Jack lo Squartatore, il misterioso assassino seriale più famoso di tutti i tempi. Decine di film e di romanzi sulla sua storia. Un archivio gigantesco e premurosamente conservato da Scotland Yard, che annovera reperti di ogni genere: vestiti delle vittime, cappelli, coltelli, rasoi, lettere di mitomani, lettere premonitrici, lettere dettagliate, ritagli di giornale. Perizie, risultati di autopsie, informazioni personali riguardanti centinaia di persone. Oggetti curiosi e improbabili rinvenuti sul luogo dei delitti, strumenti di tortura, trascrizioni di testimonianze fantasiose al limite dell’esoterico.
di Loredana de Michelis
L’archivio stesso è un museo segreto, conservato in una costruzione d’epoca che si affaccia sul Tamigi, con le vetrate alte e la luce che filtra tagliando l’aria polverosa: quale scrittore non vorrebbe impossessarsene in un pomeriggio uggioso, per scartabellare freneticamente tutto quel repertorio sanguinosamente vintage nel quale ogni oggetto vale un intero romanzo, mentre sorseggia compunto tè al latte in una tazza di porcellana sottile dai profili dorati?
Patricia Cornwell l’ha fatto. E per una volta è davvero entrata nel suo personaggio: l’investigatrice Kay Scarpetta. Mettendo mano al portafogli, come solo uno scrittore americano famoso può permettersi di fare, ha assunto un team investigativo da fare impallidire l’FBI, assieme al laboratorio di analisi di Scotland Yard. Giusto per togliersi lo sfizio.
Anni di ricerca minuziosa sui dettagli conservati, profili psicologici degli indiziati dell’epoca ricostruiti da profiler professionisti, hanno fatto rivivere personaggi bizzarri, condizioni sociali terribili, vite folli e intense dell’Inghilterra di fine ‘800.
Sulle lettere anonime che ai tempi si ritenne fossero scritte proprio da Jack lo Squartatore, e che solitamente preannunciavano un delitto, si sono concentrati gli analisti del laboratorio, che hanno scovato un DNA, ricavandolo dalla saliva sul francobollo. Hanno anche trovato impronte digitali e tracce di altro materiale, come peli e pigmenti.
Tra gli indiziati, che erano circa duecento, figurava anche un pittore dell’alta società, Sir Walter Sickert, poiché bazzicava nell’ambiente delle vittime in cerca di modelle. Il suo cognome (Sick significa malato, in inglese) sembra essere uscito direttamente dalla penna di Stevenson, quello che scrisse “Il dottor Jekill e Mister Hyde” (je kill io uccido e hide nascondere).
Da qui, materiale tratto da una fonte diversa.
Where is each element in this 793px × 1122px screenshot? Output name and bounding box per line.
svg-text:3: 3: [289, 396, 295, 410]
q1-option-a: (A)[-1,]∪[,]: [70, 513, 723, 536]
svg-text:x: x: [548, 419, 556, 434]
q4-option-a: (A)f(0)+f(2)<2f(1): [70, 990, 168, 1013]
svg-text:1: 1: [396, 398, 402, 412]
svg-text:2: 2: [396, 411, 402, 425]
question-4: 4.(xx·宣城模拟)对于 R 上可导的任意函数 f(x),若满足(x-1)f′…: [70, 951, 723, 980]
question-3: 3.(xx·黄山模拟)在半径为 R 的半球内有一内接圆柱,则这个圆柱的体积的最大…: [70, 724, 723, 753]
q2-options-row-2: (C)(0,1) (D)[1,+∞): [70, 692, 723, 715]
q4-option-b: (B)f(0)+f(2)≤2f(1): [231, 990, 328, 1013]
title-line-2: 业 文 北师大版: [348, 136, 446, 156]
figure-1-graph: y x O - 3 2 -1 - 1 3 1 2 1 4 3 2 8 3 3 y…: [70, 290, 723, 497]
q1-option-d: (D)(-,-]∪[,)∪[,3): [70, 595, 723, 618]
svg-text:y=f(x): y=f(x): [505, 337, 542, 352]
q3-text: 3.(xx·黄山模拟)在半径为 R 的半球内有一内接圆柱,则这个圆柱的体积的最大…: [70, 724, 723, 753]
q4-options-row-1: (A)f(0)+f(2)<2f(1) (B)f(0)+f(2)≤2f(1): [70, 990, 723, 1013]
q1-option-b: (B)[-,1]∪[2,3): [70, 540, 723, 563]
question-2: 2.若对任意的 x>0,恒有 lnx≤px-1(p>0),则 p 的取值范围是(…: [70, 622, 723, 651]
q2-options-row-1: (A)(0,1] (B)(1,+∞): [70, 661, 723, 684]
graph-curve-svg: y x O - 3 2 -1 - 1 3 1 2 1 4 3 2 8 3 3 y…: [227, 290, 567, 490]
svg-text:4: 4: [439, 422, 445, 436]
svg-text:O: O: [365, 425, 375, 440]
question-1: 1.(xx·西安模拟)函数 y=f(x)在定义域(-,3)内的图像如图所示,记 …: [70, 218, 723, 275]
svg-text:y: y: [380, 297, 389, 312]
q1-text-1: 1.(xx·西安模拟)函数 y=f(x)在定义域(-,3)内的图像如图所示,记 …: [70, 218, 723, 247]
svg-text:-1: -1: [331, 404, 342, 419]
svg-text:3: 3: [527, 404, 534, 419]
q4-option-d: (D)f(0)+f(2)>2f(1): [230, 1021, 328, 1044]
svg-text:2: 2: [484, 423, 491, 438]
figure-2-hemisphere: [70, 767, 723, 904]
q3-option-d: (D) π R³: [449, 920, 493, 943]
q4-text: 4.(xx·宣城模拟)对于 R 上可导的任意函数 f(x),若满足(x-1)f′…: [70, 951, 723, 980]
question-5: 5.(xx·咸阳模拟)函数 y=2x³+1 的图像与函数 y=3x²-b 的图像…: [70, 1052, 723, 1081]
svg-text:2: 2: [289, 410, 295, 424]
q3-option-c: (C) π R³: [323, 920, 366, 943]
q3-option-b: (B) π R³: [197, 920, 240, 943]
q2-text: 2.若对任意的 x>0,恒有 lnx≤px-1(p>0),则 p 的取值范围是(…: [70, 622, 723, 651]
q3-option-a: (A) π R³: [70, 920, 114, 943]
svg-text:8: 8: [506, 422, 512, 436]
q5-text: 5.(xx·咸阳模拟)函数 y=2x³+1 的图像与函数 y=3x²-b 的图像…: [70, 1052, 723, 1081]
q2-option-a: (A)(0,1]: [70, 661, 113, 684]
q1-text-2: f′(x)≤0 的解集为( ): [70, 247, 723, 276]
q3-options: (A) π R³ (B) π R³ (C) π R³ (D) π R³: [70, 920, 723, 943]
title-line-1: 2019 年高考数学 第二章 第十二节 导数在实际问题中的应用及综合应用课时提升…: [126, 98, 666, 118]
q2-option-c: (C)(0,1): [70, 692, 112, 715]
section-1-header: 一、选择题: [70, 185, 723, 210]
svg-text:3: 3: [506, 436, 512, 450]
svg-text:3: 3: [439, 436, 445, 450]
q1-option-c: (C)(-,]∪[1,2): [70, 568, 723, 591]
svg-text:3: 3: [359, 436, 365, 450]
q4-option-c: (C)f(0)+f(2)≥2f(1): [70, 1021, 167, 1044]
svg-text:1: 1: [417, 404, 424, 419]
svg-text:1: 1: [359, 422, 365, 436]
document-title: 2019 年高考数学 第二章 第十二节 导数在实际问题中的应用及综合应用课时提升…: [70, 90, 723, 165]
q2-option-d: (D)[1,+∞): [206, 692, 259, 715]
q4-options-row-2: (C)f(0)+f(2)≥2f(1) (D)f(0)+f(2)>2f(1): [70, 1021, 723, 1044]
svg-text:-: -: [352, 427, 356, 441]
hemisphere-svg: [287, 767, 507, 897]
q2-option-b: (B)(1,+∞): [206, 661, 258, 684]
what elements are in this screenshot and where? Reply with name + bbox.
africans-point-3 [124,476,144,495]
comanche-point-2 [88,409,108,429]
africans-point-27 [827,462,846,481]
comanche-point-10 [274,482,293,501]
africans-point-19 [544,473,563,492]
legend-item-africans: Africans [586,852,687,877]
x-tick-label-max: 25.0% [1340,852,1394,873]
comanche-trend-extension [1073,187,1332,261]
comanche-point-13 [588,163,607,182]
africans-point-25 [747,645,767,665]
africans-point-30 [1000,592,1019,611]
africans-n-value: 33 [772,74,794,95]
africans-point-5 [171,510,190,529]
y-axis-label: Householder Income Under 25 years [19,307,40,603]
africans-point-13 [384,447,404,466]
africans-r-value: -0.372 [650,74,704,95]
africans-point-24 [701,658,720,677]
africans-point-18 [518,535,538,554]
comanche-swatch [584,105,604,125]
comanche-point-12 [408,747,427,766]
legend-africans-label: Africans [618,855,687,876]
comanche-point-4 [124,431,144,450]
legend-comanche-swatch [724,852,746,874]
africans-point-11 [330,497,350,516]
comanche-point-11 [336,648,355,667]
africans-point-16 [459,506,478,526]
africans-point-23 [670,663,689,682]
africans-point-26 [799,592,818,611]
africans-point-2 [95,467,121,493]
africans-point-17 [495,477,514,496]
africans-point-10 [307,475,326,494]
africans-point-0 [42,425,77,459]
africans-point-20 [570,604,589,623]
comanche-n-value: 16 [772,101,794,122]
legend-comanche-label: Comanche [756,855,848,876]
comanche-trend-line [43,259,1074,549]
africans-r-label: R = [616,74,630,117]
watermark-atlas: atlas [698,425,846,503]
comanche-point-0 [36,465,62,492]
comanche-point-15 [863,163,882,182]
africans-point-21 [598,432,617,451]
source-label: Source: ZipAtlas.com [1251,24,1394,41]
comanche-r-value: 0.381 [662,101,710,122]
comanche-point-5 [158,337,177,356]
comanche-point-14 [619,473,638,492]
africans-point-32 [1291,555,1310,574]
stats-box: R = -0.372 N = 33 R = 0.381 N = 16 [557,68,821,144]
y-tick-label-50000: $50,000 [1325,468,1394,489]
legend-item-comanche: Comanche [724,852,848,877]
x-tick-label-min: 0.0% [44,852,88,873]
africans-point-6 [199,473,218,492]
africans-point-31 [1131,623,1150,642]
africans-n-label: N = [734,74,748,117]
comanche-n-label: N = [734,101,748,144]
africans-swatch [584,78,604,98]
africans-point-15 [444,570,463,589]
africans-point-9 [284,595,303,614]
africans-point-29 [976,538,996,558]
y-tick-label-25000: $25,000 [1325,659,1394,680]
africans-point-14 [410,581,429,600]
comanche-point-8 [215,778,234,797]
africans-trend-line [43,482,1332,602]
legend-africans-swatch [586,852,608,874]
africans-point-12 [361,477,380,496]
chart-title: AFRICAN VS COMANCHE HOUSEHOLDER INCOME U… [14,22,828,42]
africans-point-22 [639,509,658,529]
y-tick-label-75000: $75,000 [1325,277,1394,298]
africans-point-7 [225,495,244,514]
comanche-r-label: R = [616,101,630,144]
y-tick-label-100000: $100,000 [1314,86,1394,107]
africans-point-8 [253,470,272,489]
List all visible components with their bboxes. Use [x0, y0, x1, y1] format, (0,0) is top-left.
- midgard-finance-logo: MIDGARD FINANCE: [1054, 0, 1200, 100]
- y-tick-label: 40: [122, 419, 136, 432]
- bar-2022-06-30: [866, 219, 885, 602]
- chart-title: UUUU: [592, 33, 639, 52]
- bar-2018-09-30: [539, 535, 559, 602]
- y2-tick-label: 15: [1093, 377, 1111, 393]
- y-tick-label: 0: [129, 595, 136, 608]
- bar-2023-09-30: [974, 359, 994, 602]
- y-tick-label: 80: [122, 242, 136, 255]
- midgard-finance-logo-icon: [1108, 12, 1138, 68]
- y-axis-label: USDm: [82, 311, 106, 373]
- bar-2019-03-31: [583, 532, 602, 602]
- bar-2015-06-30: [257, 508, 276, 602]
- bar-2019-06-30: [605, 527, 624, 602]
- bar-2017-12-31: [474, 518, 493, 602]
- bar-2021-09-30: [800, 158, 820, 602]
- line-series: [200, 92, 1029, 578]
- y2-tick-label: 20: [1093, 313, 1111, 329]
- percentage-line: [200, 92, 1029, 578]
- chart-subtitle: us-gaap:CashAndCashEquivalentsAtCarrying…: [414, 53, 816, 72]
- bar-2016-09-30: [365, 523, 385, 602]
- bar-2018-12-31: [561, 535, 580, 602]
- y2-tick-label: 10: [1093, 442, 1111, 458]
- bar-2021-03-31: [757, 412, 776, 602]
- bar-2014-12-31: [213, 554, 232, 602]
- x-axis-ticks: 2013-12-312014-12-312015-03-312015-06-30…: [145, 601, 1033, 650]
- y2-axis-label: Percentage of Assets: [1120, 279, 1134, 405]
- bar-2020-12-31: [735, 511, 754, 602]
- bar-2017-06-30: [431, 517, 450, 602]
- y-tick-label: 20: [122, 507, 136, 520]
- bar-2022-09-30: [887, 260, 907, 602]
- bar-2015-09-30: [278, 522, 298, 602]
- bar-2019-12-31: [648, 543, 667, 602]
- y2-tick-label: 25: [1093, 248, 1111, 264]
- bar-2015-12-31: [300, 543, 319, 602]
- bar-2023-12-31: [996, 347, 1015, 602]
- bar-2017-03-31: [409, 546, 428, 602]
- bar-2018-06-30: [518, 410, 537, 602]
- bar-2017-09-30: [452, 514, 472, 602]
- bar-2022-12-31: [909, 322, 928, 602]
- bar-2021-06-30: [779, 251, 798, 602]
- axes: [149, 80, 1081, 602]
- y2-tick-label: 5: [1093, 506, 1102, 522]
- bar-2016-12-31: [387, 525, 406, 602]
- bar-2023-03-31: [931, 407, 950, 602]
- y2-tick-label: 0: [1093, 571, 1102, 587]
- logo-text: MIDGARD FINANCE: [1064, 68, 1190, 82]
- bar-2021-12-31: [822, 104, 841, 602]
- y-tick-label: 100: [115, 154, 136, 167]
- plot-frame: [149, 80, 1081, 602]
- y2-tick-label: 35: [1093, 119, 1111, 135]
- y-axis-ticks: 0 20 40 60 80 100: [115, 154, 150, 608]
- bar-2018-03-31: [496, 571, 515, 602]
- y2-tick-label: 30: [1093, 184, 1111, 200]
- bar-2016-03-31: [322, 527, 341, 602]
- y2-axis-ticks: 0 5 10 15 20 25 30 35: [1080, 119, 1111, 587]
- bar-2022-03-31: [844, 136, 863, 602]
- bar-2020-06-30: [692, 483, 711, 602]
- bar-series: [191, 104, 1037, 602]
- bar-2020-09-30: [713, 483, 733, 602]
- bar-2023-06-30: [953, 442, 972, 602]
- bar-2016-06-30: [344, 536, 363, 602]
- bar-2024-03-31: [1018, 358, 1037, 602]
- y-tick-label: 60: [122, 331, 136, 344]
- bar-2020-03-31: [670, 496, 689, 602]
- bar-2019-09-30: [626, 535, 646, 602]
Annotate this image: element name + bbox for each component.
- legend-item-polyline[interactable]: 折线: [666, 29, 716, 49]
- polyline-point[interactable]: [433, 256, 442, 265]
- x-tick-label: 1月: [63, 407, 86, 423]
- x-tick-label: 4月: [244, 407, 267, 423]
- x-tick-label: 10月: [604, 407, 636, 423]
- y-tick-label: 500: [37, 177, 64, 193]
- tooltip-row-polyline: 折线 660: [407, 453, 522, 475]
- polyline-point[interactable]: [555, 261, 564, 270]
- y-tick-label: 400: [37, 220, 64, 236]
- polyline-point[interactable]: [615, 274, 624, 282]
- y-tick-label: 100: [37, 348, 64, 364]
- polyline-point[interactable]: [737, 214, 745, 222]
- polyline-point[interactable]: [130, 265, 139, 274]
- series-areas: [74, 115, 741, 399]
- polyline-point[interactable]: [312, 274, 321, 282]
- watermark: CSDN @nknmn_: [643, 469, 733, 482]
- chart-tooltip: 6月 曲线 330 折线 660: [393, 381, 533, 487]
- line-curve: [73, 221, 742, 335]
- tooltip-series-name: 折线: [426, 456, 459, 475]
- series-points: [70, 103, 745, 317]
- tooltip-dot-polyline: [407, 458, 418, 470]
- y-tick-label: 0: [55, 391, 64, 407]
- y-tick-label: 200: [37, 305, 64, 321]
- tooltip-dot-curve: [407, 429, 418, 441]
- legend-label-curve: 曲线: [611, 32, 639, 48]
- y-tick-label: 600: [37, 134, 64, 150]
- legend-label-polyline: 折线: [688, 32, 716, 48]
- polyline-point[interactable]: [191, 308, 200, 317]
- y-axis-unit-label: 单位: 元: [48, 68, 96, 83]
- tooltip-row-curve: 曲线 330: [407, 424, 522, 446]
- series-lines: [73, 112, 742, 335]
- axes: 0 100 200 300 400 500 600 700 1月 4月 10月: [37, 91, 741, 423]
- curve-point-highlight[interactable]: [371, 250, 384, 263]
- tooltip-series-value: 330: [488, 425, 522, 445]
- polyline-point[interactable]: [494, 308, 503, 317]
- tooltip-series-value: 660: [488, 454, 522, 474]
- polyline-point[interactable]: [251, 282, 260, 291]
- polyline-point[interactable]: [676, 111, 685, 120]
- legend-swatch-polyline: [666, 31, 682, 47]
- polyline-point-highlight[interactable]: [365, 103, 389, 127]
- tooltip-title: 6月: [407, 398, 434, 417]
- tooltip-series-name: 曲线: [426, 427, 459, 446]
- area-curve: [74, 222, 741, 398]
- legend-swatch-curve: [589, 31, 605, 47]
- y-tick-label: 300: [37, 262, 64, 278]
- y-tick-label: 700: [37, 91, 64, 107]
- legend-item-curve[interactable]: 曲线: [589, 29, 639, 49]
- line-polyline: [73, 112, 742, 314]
Essendo Sickert un personaggio relativamente conosciuto dell’epoca, esistono numerose note biografiche su di lui e lasciano tutte supporre una personalità disturbata. Certi suoi dipinti, che ritraggono donne nude avvolte in un’oscura penombra, presentano curiose somiglianze con alcune delle vittime, le cui fotografie al tempo non circolavano certo pubblicamente e se esistevano erano solo post mortem.
Il team di Patricia Cornwell ha analizzato i pigmenti dei dipinti, le setole dei pennelli e altri oggetti di Sickert, tutt’ora esistenti, rilevando impronte digitali e tracce di DNA: coincidono con quelli trovati sulle lettere, così come la grafia, per quanto camuffata.
Le lettere attribuite al vero Jack lo Squartatore, che erano regolarmente spedite a Scotland Yard prima o dopo i delitti, e che ne descrivono dettagli particolareggiati, furono quindi senza dubbio scritte e spedite da Sir Walter Sickert: oggi possiamo saperlo grazie agli strumenti d’indagine di cui disponiamo. Questo non prova in modo definitivo che Sickert fosse l’assassino di Whitechapel ma diciamo che persino ai tempi, con un’informazione così, sebbene lui fosse uomo ricco e potente, l’allora efficientissima Scotland Yard non avrebbe esitato a tenerlo d’occhio in modo particolare ed eventualmente a tendergli qualche esca.
Oggi invece, sul libro che la Cornwell ha pubblicato raccontando la sua ricerca così come si è svolta, piovono le critiche del pubblico abituato ai suoi romanzi, profusi di prove e di dettagli che nella realtà sono impossibili da trovare. Se per gli appassionati di fiction questa storia non è abbastanza eccitante, c’è però da sottolineare che, con queste prove, oggi Sickert sarebbe al centro di un ronzio mediatico enorme e sicuramente in prigione in attesa di processo.
La realtà è più intensa e incredibile della fantasia e andrebbe narrata così com’è, non bisognerebbe pretendere che venga dipinta come un’invenzione. Purtroppo lo sforzo della Cornwell non ha pagato, e questo libro non ha avuto il successo che meritava.